IIRC, the app store's "games" category is not available in a number of countries including Brazil, China, S. Africa, and Singapore because those countries require that computer games must be vetted before sale. Apple's response is to say, "either we do it our way or not at all". So "not at all" it is.
@ Iron Oxide
"Australia must be the worst first-world country for video games, they seem to ban a lot."
refusing classification means the product cannot be marketed or sold or publicly shown in Australia, unlike banning i would not be breaking the law by being in possession the refused content. So if i can get it somehow ie. ordering over the web from another country its all good.
@ Nomen Publicus
"Has any of this censorship actually prevented the games from being available - bootleg copies passed around in the school yard for example?"
No. See above.
@ Jay Castle and Aussie AC
This article is reporting the personal opinion of a bureaucrat not the policy position of the Australian Federal Government. That's not to say that the government won't listen favorably to to his suggestion that the Office of Film and Literature Classification review iPhone apps but at the moment there is just as much chance they will share my view that he's a bureaucratic twat looking to extend his own jurisdiction. Your anger at the government over this is misdirected. Still there plenty of other things to be angry at them for.
The Aus Government is seeded with crazy religious fundies who don't like anyone having fun or enjoying themselves.
I hear masturbation will be banned next!!
would be that if they were to bring it in Apple could just sell the apps from overseas and fuck the Government right off.
In terms of individual and media liberty, it's the China of the southern hemisphere. No wonder no-one wants to go there any more.
and hands off my iboobs. They're mine and I'll jiggle them any way I want.
it's depressing to say but as an aussie we got the govt we deserve. on the whole we're a conservative/reactionary bunch - think Texas minus a bill of rights - and I'm convinced this is the sort of govt most people want. as I was saying - depressing...
first I must say I am an Australian and 2 months ago I would have agreed with most of the comments above but since relocating to the UK I have to say I am all for sensorship on violent games. Fact is there is no where near as much violence or murder in Australia, the news over here in London gives me nightmares! And be they take the sensorship too far sometimes but I would rather that then the alternative, becoming like the UK.
Oh AndyTowler I wish it was true but immagration to the island never seems to stop!
Approximately 0% of Australians back Mr Rudd and Mr Conroy on any of this. They were elected as a protest against John Howard and have repeatedly proven their complete uselessness as effective leaders.
Paris because she's smarter than Rudd, Swan and Conroy put together.
I think you'd be surprised by the levels of violence in Australia. For a small population they've had more than their fair share of serial killers. The principal difference to when I last returned to the UK (recently) is that the Aussie media is generally upbeat and UK media utter doom-sayers. Same news, different viewpoint.
As for general violence, I'd never seen so many fights in boozers with such abundant regularity until I came to Australia.

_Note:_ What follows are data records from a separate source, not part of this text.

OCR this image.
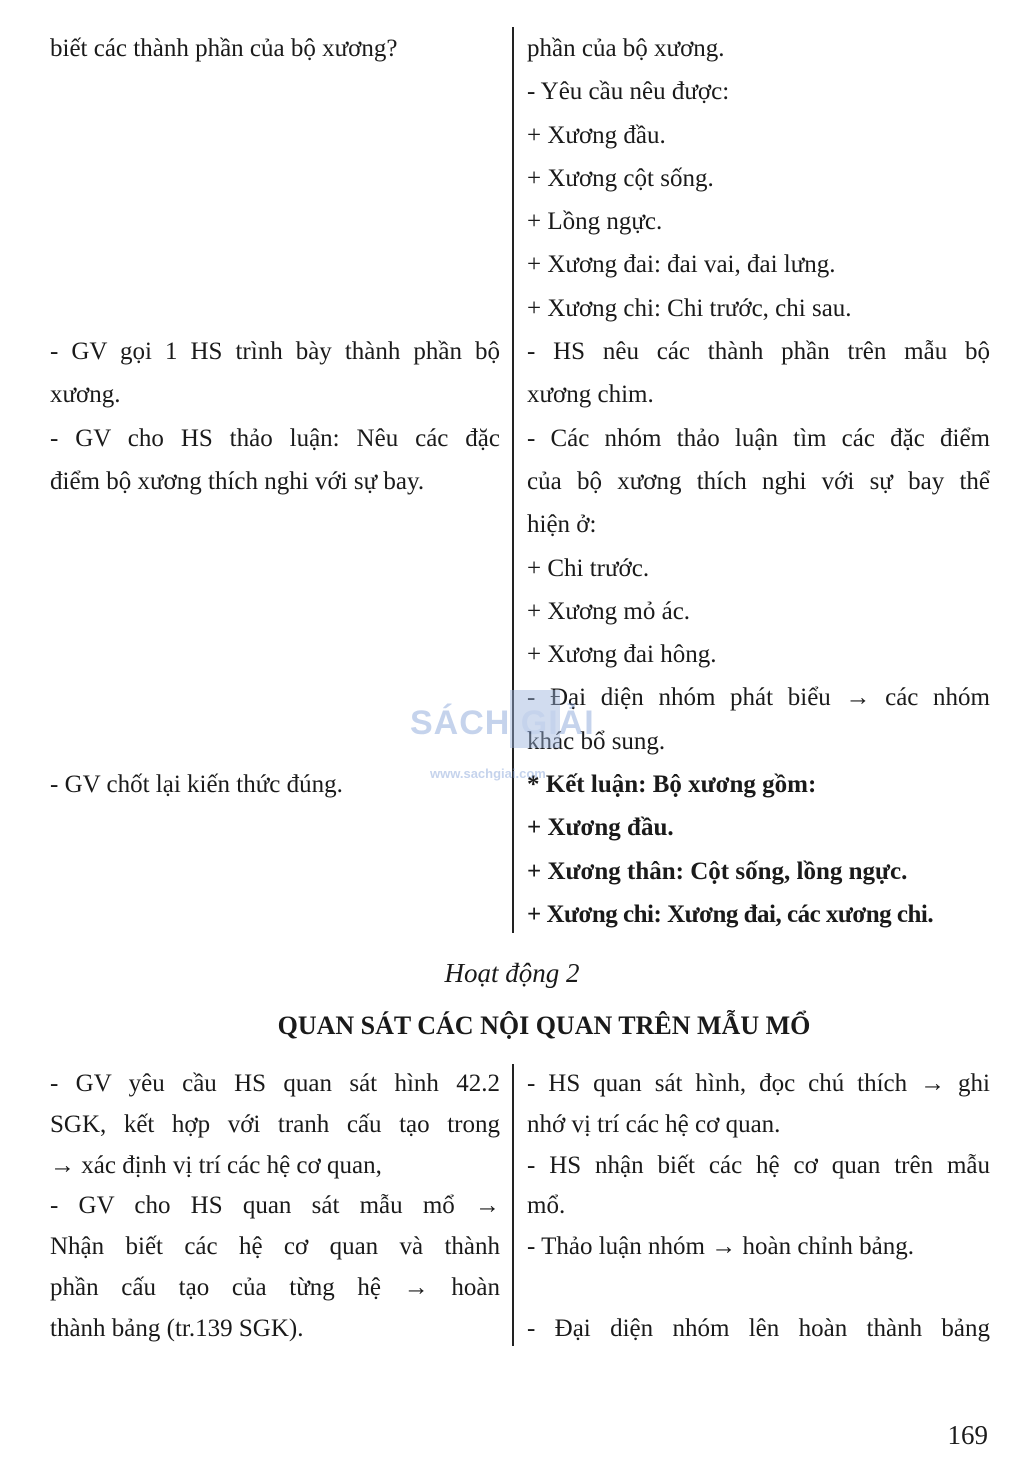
biết các thành phần của bộ xương?
- GV gọi 1 HS trình bày thành phần bộ
xương.
- GV cho HS thảo luận: Nêu các đặc
điểm bộ xương thích nghi với sự bay.
- GV chốt lại kiến thức đúng.
phần của bộ xương.
- Yêu cầu nêu được:
+ Xương đầu.
+ Xương cột sống.
+ Lồng ngực.
+ Xương đai: đai vai, đai lưng.
+ Xương chi: Chi trước, chi sau.
- HS nêu các thành phần trên mẫu bộ
xương chim.
- Các nhóm thảo luận tìm các đặc điểm
của bộ xương thích nghi với sự bay thể
hiện ở:
+ Chi trước.
+ Xương mỏ ác.
+ Xương đai hông.
- Đại diện nhóm phát biểu → các nhóm
khác bổ sung.
* Kết luận: Bộ xương gồm:
+ Xương đầu.
+ Xương thân: Cột sống, lồng ngực.
+ Xương chi: Xương đai, các xương chi.
SÁCH GIẢI
www.sachgiai.com
Hoạt động 2
QUAN SÁT CÁC NỘI QUAN TRÊN MẪU MỔ
- GV yêu cầu HS quan sát hình 42.2
SGK, kết hợp với tranh cấu tạo trong
→ xác định vị trí các hệ cơ quan,
- GV cho HS quan sát mẫu mổ →
Nhận biết các hệ cơ quan và thành
phần cấu tạo của từng hệ → hoàn
thành bảng (tr.139 SGK).
- HS quan sát hình, đọc chú thích → ghi
nhớ vị trí các hệ cơ quan.
- HS nhận biết các hệ cơ quan trên mẫu
mổ.
- Thảo luận nhóm → hoàn chỉnh bảng.
- Đại diện nhóm lên hoàn thành bảng
169
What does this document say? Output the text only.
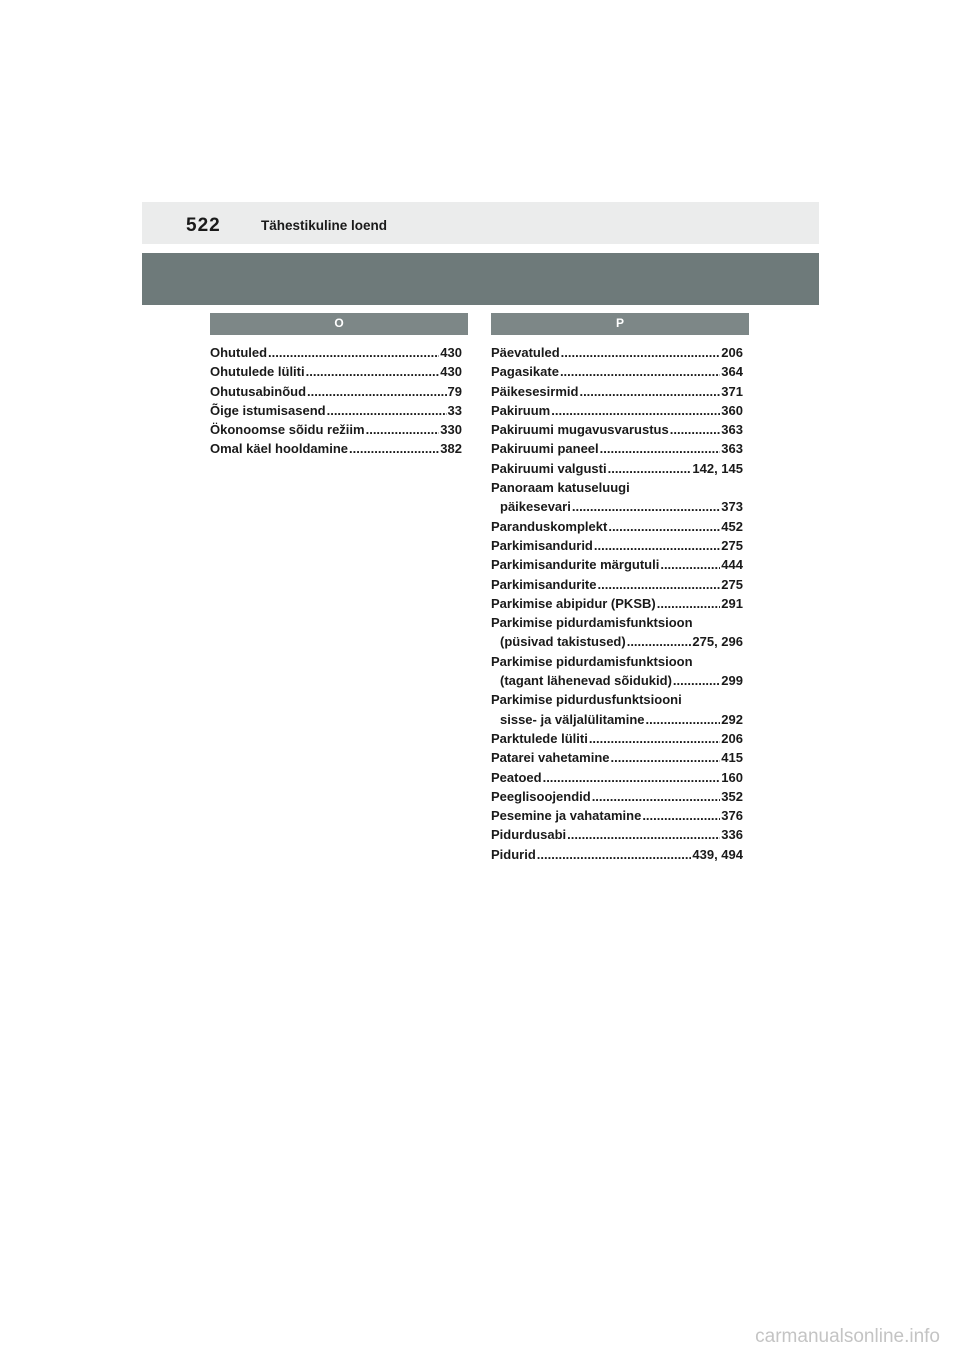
522	Tähestikuline loend
O	P
Ohutuled .....	430
Ohutulede lüliti .....	430
Ohutusabinõud .....	79
Õige istumisasend .....	33
Ökonoomse sõidu režiim .....	330
Omal käel hooldamine .....	382
Päevatuled .....	206
Pagasikate .....	364
Päikesesirmid .....	371
Pakiruum .....	360
Pakiruumi mugavusvarustus .....	363
Pakiruumi paneel .....	363
Pakiruumi valgusti .....	142, 145
Panoraam katuseluugi
päikesevari .....	373
Paranduskomplekt .....	452
Parkimisandurid .....	275
Parkimisandurite märgutuli .....	444
Parkimisandurite .....	275
Parkimise abipidur (PKSB) .....	291
Parkimise pidurdamisfunktsioon
(püsivad takistused) .....	275, 296
Parkimise pidurdamisfunktsioon
(tagant lähenevad sõidukid) .....	299
Parkimise pidurdusfunktsiooni
sisse- ja väljalülitamine .....	292
Parktulede lüliti .....	206
Patarei vahetamine .....	415
Peatoed .....	160
Peeglisoojendid .....	352
Pesemine ja vahatamine .....	376
Pidurdusabi .....	336
Pidurid .....	439, 494
carmanualsonline.info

I suppose you consider violent video games responsible for crimes committed in the ghettos of Johannesburg, and victims of drug gangs' crossfire in Colombia and Mexico?
I guess you're opposed to censorship of movies, music, and books, however. And against the video game censorship that's gone 'too far' - it's a good thing that you're here to be the sole arbiter of what adults are allowed to see, hear, and think about, isn't it? Three cheers for Geoffy, who has finally found that crime can be eliminated by preventing people from watching imaginary bad things!
Thank goodness - now that you're in charge, we can go back to the pre-TV, movie, video game, and book days of the early 1300s, when crime was virtually unknown.